Sunday 10th October – It’s a week since my siblings and me bode the familial matriarch a tearful farewell. At this time last Sunday after mum’s passed I was utterly numb. A time existing in a dazed cloud exacerbated by the previous three days of sleep deprivation while being sustained by sandwiches and stolen slices of pizza.
One week on I’m no less numb, however with so much to address following the passing of a parent I’ve been distracted in large swathes from elongated episodes of dwelling upon mum’s loss. Of course, the grief’s there constantly; however, despite multiple sadness triggers there’s been a strong focus on the post-death ‘to do’ list. This driven by my siblings and yours truly’s keenness not to omit any action from that lengthy tick chart.
If truth be told, my sister Helen has almost single handedly made the funeral arrangements from her Cheshire home. My brother Ian and yours truly undertaking the bits she couldn’t facilitate, such as visiting the funeral directors to physically sign documentation and drop off an outfit for mum.
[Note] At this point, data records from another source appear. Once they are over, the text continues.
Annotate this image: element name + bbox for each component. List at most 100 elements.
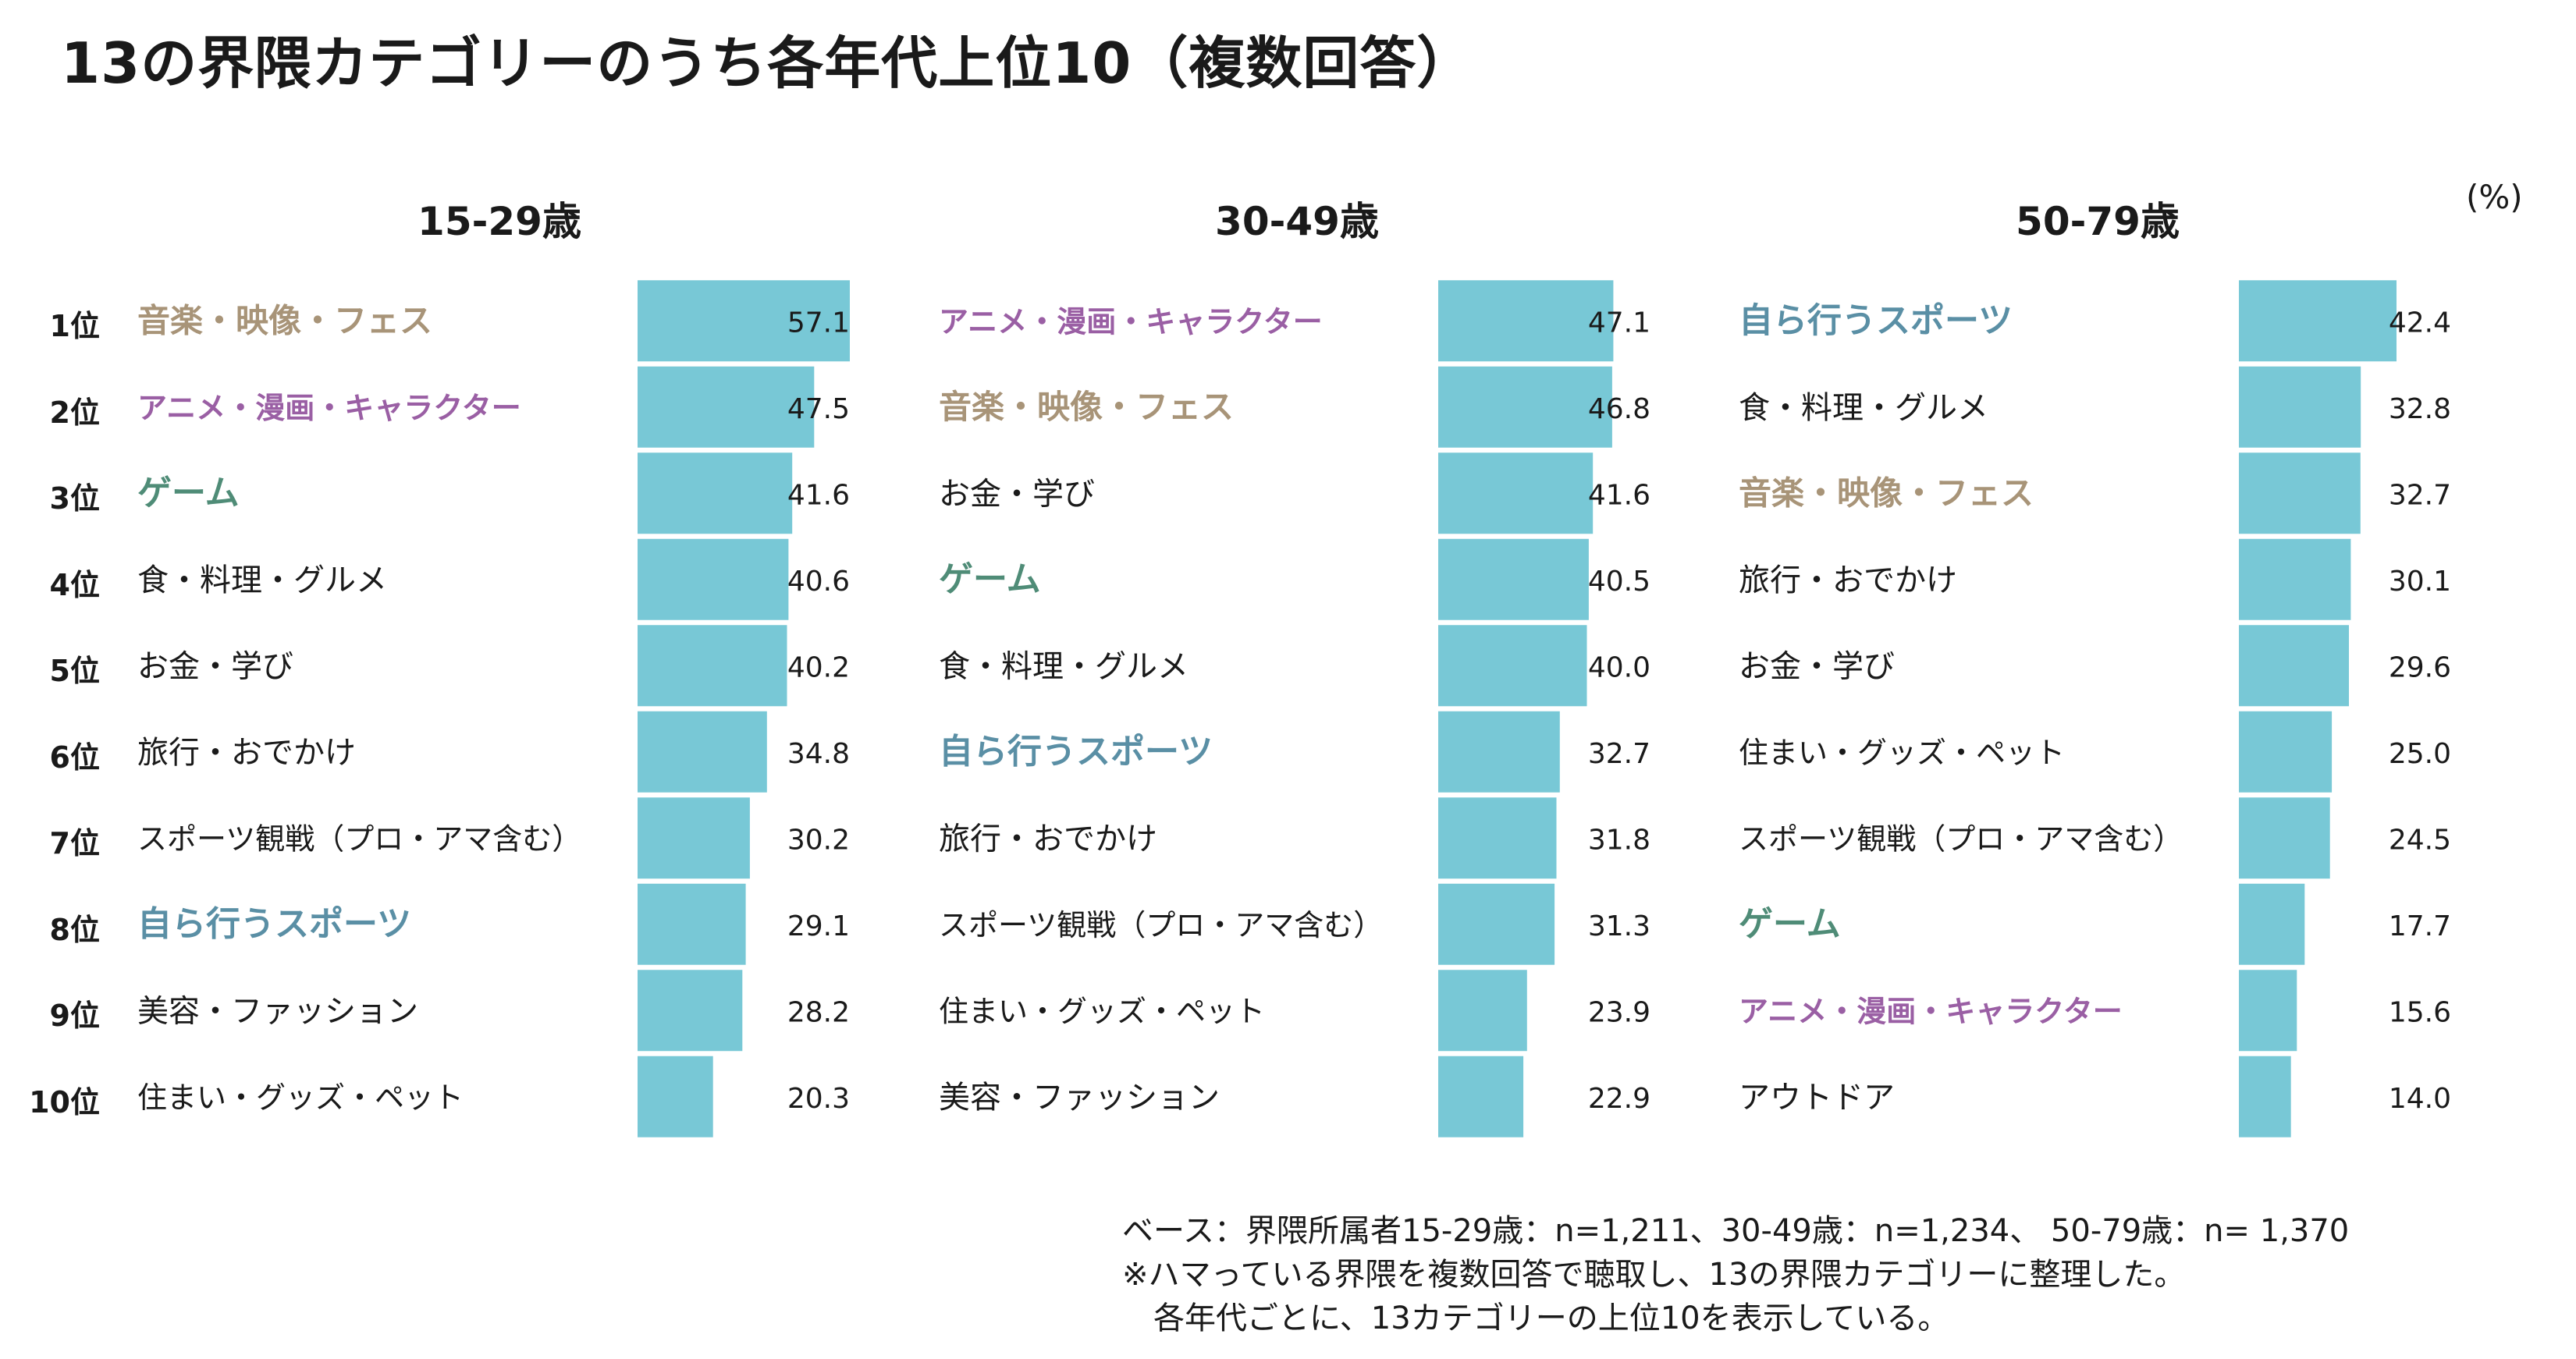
- chart-panel-2: 47.1 アニメ・漫画・キャラクター 46.8 音楽・映像・フェス 41.6 お金・学び 4…: [939, 280, 1650, 1137]
- category-label: お金・学び: [939, 476, 1095, 512]
- category-label: ゲーム: [1739, 904, 1841, 944]
- data-label: 42.4: [2389, 307, 2451, 339]
- data-label: 32.8: [2389, 393, 2451, 425]
- group-title-30-49: 30-49歳: [1215, 199, 1379, 244]
- bar: [1438, 883, 1555, 965]
- bar: [1438, 970, 1527, 1052]
- bar: [2239, 366, 2361, 448]
- data-label: 15.6: [2389, 996, 2451, 1028]
- category-label: お金・学び: [1739, 648, 1895, 684]
- bar: [2239, 280, 2397, 362]
- category-label: スポーツ観戦（プロ・アマ含む）: [1739, 821, 2183, 856]
- category-label: 旅行・おでかけ: [137, 735, 356, 771]
- category-label: スポーツ観戦（プロ・アマ含む）: [939, 908, 1383, 942]
- category-label: 自ら行うスポーツ: [137, 904, 411, 944]
- bar: [1438, 711, 1560, 793]
- data-label: 30.2: [787, 824, 850, 856]
- group-title-50-79: 50-79歳: [2016, 199, 2180, 244]
- category-label: 旅行・おでかけ: [1739, 562, 1957, 598]
- bar: [2239, 625, 2349, 707]
- category-label: 美容・ファッション: [137, 993, 418, 1029]
- bar: [2239, 883, 2305, 965]
- bar: [638, 797, 750, 879]
- bar: [1438, 625, 1587, 707]
- data-label: 28.2: [787, 996, 850, 1028]
- rank-label: 9位: [49, 999, 100, 1034]
- rank-label: 5位: [49, 654, 100, 689]
- data-label: 40.0: [1588, 651, 1650, 683]
- bar: [638, 1056, 713, 1137]
- data-label: 25.0: [2389, 738, 2451, 770]
- bar: [2239, 797, 2330, 879]
- page-title: 13の界隈カテゴリーのうち各年代上位10（複数回答）: [61, 30, 1474, 96]
- category-label: 音楽・映像・フェス: [939, 388, 1234, 426]
- category-label: 住まい・グッズ・ペット: [1739, 736, 2065, 770]
- category-label: 食・料理・グルメ: [939, 648, 1189, 684]
- data-label: 40.2: [787, 651, 850, 683]
- bar: [2239, 538, 2351, 620]
- bar: [638, 366, 815, 448]
- category-label: ゲーム: [137, 473, 240, 513]
- footnote-note-2: 各年代ごとに、13カテゴリーの上位10を表示している。: [1122, 1300, 1949, 1336]
- rank-label: 3位: [49, 481, 100, 516]
- data-label: 32.7: [2389, 479, 2451, 511]
- data-label: 57.1: [787, 307, 850, 339]
- chart-panel-1: 57.1 音楽・映像・フェス 47.5 アニメ・漫画・キャラクター 41.6 ゲーム 40.…: [137, 280, 850, 1137]
- data-label: 29.6: [2389, 651, 2451, 683]
- rank-label: 1位: [49, 309, 100, 344]
- category-label: 美容・ファッション: [939, 1080, 1220, 1116]
- category-label: 音楽・映像・フェス: [137, 301, 432, 339]
- category-label: 自ら行うスポーツ: [939, 732, 1213, 772]
- bar: [2239, 970, 2297, 1052]
- footnote-base: ベース：界隈所属者15-29歳：n=1,211、30-49歳：n=1,234、 …: [1122, 1213, 2350, 1249]
- category-label: ゲーム: [939, 559, 1041, 599]
- bar: [638, 280, 850, 362]
- bar: [1438, 366, 1612, 448]
- category-label: 食・料理・グルメ: [1739, 390, 1988, 426]
- data-label: 29.1: [787, 910, 850, 942]
- footnote: ベース：界隈所属者15-29歳：n=1,211、30-49歳：n=1,234、 …: [1122, 1209, 2349, 1340]
- category-label: 住まい・グッズ・ペット: [137, 1080, 464, 1115]
- category-label: アニメ・漫画・キャラクター: [137, 391, 521, 425]
- bar: [638, 538, 789, 620]
- bar: [638, 625, 787, 707]
- bar: [2239, 711, 2333, 793]
- bar: [2239, 1056, 2291, 1137]
- data-label: 41.6: [787, 479, 850, 511]
- bar: [1438, 538, 1589, 620]
- category-label: 住まい・グッズ・ペット: [939, 994, 1265, 1028]
- bar: [1438, 797, 1557, 879]
- data-label: 24.5: [2389, 824, 2451, 856]
- category-label: アウトドア: [1739, 1080, 1895, 1116]
- data-label: 31.8: [1588, 824, 1650, 856]
- bar: [638, 711, 767, 793]
- data-label: 34.8: [787, 738, 850, 770]
- footnote-note: ※ハマっている界隈を複数回答で聴取し、13の界隈カテゴリーに整理した。: [1122, 1257, 2186, 1293]
- rank-label: 8位: [49, 912, 100, 947]
- group-title-15-29: 15-29歳: [417, 199, 581, 244]
- data-label: 31.3: [1588, 910, 1650, 942]
- chart-panel-3: 42.4 自ら行うスポーツ 32.8 食・料理・グルメ 32.7 音楽・映像・フェス 30.…: [1739, 280, 2451, 1137]
- unit-label: (%): [2466, 178, 2523, 216]
- data-label: 17.7: [2389, 910, 2451, 942]
- data-label: 20.3: [787, 1083, 850, 1115]
- data-label: 47.5: [787, 393, 850, 425]
- category-label: スポーツ観戦（プロ・アマ含む）: [137, 821, 581, 856]
- data-label: 32.7: [1588, 738, 1650, 770]
- category-label: お金・学び: [137, 648, 293, 684]
- rank-label: 7位: [49, 826, 100, 861]
- rank-label: 4位: [49, 567, 100, 602]
- category-label: アニメ・漫画・キャラクター: [939, 304, 1323, 339]
- data-label: 40.6: [787, 566, 850, 598]
- bar: [638, 970, 743, 1052]
- bar: [1438, 280, 1614, 362]
- category-label: アニメ・漫画・キャラクター: [1739, 994, 2123, 1028]
- rank-label: 2位: [49, 395, 100, 430]
- data-label: 46.8: [1588, 393, 1650, 425]
- data-label: 22.9: [1588, 1083, 1650, 1115]
- data-label: 47.1: [1588, 307, 1650, 339]
- category-label: 旅行・おでかけ: [939, 821, 1157, 857]
- data-label: 41.6: [1588, 479, 1650, 511]
- bar: [638, 452, 793, 534]
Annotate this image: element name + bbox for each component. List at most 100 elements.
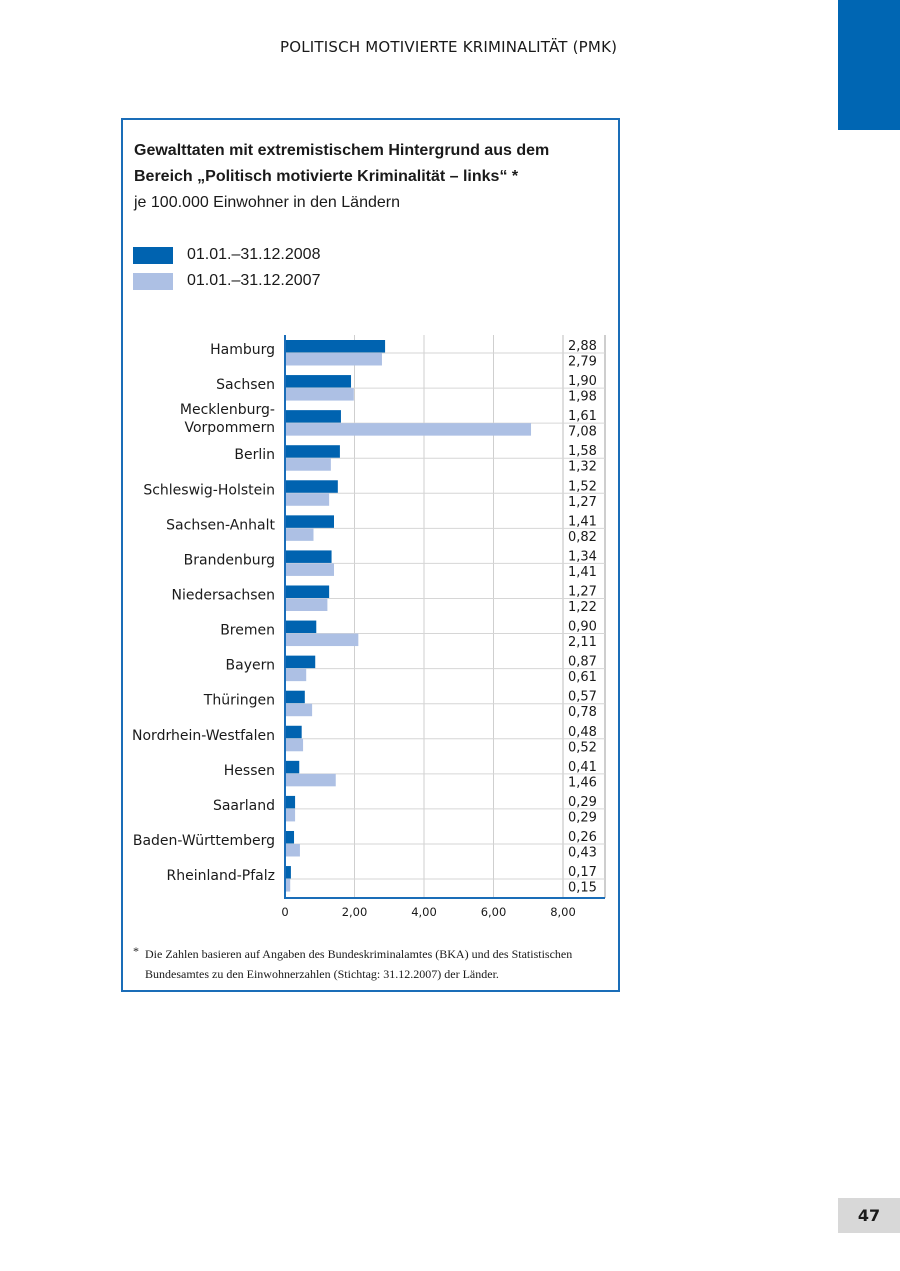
bar-2007	[285, 598, 328, 611]
value-label: 1,32	[568, 460, 597, 475]
value-label: 0,26	[568, 830, 597, 845]
legend-swatch	[133, 246, 173, 264]
value-label: 0,61	[568, 670, 597, 685]
category-label: Bremen	[220, 623, 275, 639]
bar-2008	[285, 725, 302, 739]
bar-2007	[285, 528, 314, 541]
bar-2008	[285, 620, 317, 634]
page-number: 47	[838, 1198, 900, 1233]
category-label: Sachsen-Anhalt	[166, 517, 275, 533]
chart-heading: Gewalttaten mit extremistischem Hintergr…	[134, 138, 610, 216]
category-label: Mecklenburg-	[180, 402, 275, 418]
bar-2007	[285, 843, 300, 857]
bar-2007	[285, 738, 304, 752]
bar-2008	[285, 585, 330, 598]
running-header: POLITISCH MOTIVIERTE KRIMINALITÄT (PMK)	[280, 38, 618, 56]
bar-2008	[285, 795, 296, 809]
category-label: Saarland	[213, 798, 275, 814]
value-label: 0,90	[568, 620, 597, 635]
value-label: 0,82	[568, 530, 597, 545]
category-label: Thüringen	[203, 693, 275, 709]
legend-label: 01.01.–31.12.2007	[187, 272, 321, 289]
bar-2007	[285, 773, 336, 787]
chart-frame	[121, 118, 620, 992]
category-label: Hamburg	[210, 342, 275, 358]
legend-swatch	[133, 272, 173, 290]
bar-2007	[285, 563, 334, 576]
value-label: 1,41	[568, 514, 597, 529]
footnote-marker: *	[133, 944, 139, 958]
value-label: 2,11	[568, 635, 597, 650]
category-label: Vorpommern	[184, 420, 275, 436]
value-label: 0,15	[568, 881, 597, 896]
x-tick-label: 2,00	[342, 905, 368, 919]
value-label: 2,79	[568, 355, 597, 370]
x-tick-label: 8,00	[550, 905, 576, 919]
value-label: 1,41	[568, 565, 597, 580]
footnote: * Die Zahlen basieren auf Angaben des Bu…	[133, 944, 608, 984]
value-label: 0,78	[568, 705, 597, 720]
value-label: 1,34	[568, 549, 597, 564]
bar-2008	[285, 690, 305, 704]
bar-2008	[285, 866, 291, 879]
bar-2007	[285, 493, 330, 506]
x-tick-label: 6,00	[481, 905, 507, 919]
bar-2007	[285, 633, 359, 647]
value-label: 1,27	[568, 495, 597, 510]
x-tick-label: 4,00	[411, 905, 437, 919]
chart-subtitle: je 100.000 Einwohner in den Ländern	[134, 194, 400, 211]
footnote-text: Die Zahlen basieren auf Angaben des Bund…	[145, 947, 573, 981]
bar-2007	[285, 703, 313, 717]
value-label: 1,52	[568, 479, 597, 494]
value-label: 1,61	[568, 409, 597, 424]
category-label: Sachsen	[216, 377, 275, 393]
bar-2007	[285, 388, 354, 401]
value-label: 0,17	[568, 865, 597, 880]
value-label: 1,90	[568, 374, 597, 389]
value-label: 0,52	[568, 740, 597, 755]
section-tab	[838, 0, 900, 130]
bar-2008	[285, 445, 340, 458]
value-label: 0,43	[568, 845, 597, 860]
category-label: Bayern	[226, 658, 275, 674]
category-label: Berlin	[234, 447, 275, 463]
chart-title: Gewalttaten mit extremistischem Hintergr…	[134, 142, 550, 185]
category-label: Nordrhein-Westfalen	[132, 728, 275, 744]
bar-2008	[285, 410, 341, 423]
value-label: 7,08	[568, 425, 597, 440]
bar-2008	[285, 515, 334, 528]
bar-2007	[285, 353, 382, 366]
category-label: Baden-Württemberg	[133, 833, 275, 849]
value-label: 0,29	[568, 795, 597, 810]
bar-2008	[285, 375, 352, 388]
value-label: 0,41	[568, 760, 597, 775]
category-label: Hessen	[224, 763, 275, 779]
bar-2008	[285, 480, 338, 493]
category-label: Niedersachsen	[172, 587, 275, 603]
bar-2008	[285, 760, 300, 774]
legend-label: 01.01.–31.12.2008	[187, 246, 321, 263]
value-label: 0,87	[568, 655, 597, 670]
value-label: 1,22	[568, 600, 597, 615]
value-label: 1,46	[568, 775, 597, 790]
value-label: 1,98	[568, 390, 597, 405]
value-label: 0,57	[568, 690, 597, 705]
value-label: 1,27	[568, 584, 597, 599]
category-label: Rheinland-Pfalz	[167, 868, 275, 884]
value-label: 0,48	[568, 725, 597, 740]
bar-2007	[285, 458, 331, 471]
bar-2008	[285, 655, 316, 669]
category-label: Brandenburg	[184, 552, 275, 568]
value-label: 0,29	[568, 810, 597, 825]
bar-2007	[285, 879, 291, 892]
bar-2008	[285, 830, 295, 844]
category-label: Schleswig-Holstein	[143, 482, 275, 498]
legend-item-2007: 01.01.–31.12.2007	[133, 272, 320, 290]
bar-2007	[285, 808, 296, 822]
value-label: 2,88	[568, 339, 597, 354]
x-tick-label: 0	[281, 905, 288, 919]
bar-2008	[285, 550, 332, 563]
bar-2007	[285, 668, 307, 682]
value-label: 1,58	[568, 444, 597, 459]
I’ll have a meeting at some point with the vicar who’ll undertake Maggie’s funeral service, but up to press await date/time confirmation.
Helen also taking on the role of eulogy writer/orator. Ian and me to supply our own personal memories of the matriarch for our sibling to relay. I wrote and delivered dad’s four years ago and if asked would’ve done so for mum, but the consensus of the Strachan offspring trinity was Helen’d be the most appropriate person to deliver mum’s funeral tribute.
My own personal post-mort tasks this week’ve been registering Maggie’s death, along with cancelling a host of accounts/allowances which don’t require provision of the death certificate (which I’ve not received yet); along with tasks closed via the council registrars ‘Tell Us Once’ scheme. The remaining closures and commencement of probate will be undertaken upon receipt of the certificates.
In addition to being afforded administrative distraction from dwelling upon the families loss, the kindness and support of family and friends has proved an invaluable coping crutch. All of these individuals expounding a genuine love of mum, who’d quite evidently touched their lives in such a positive way.
I began my dad’s eulogy, in 2017, with the words:- “He was a lovely man!” can be a cliché when discussing those recently passed. A ‘go to’ saying as we scramble for the words that can adequately reflect our sorrow. In my dad’s case, however, those five words grossly undersell this true gentleman.“
Words which’d be also fittingly reverential to my mum…. Obviously, though, substituting any male reference in the paragraph into female.
This week I’ve had scores of supportive messages. Some of these good wishes from people who’ve not seen mum for 40+ years, but remember her fondly as a lovely Guider, approachable youth club leader, warm cricket tea lady or just the wonderful host who made them so welcome when visiting Ian, Helen or me at our childhood home.
Some of our mates who knew mum for 50 years are distraught at the news of her passing. The hospitality, laughs, support through tougher times and genuine warmth she exuded forming a huge bond which began in the early 1970’s and remained until this day.
It’s a fillip to learn our mother’d painted such positive paint strokes on the good times section of these individuals’ life canvases. Bulletins which, even if only momentarily, afford brief respite from the starkness of the family’s current landscape.
I know I’ve said it more than once this week, and it may sound overly saccharin to some, but Ian, Helen and me were truly blessed to’ve had our fledgling years play out under the guidance of two such wonderful parents.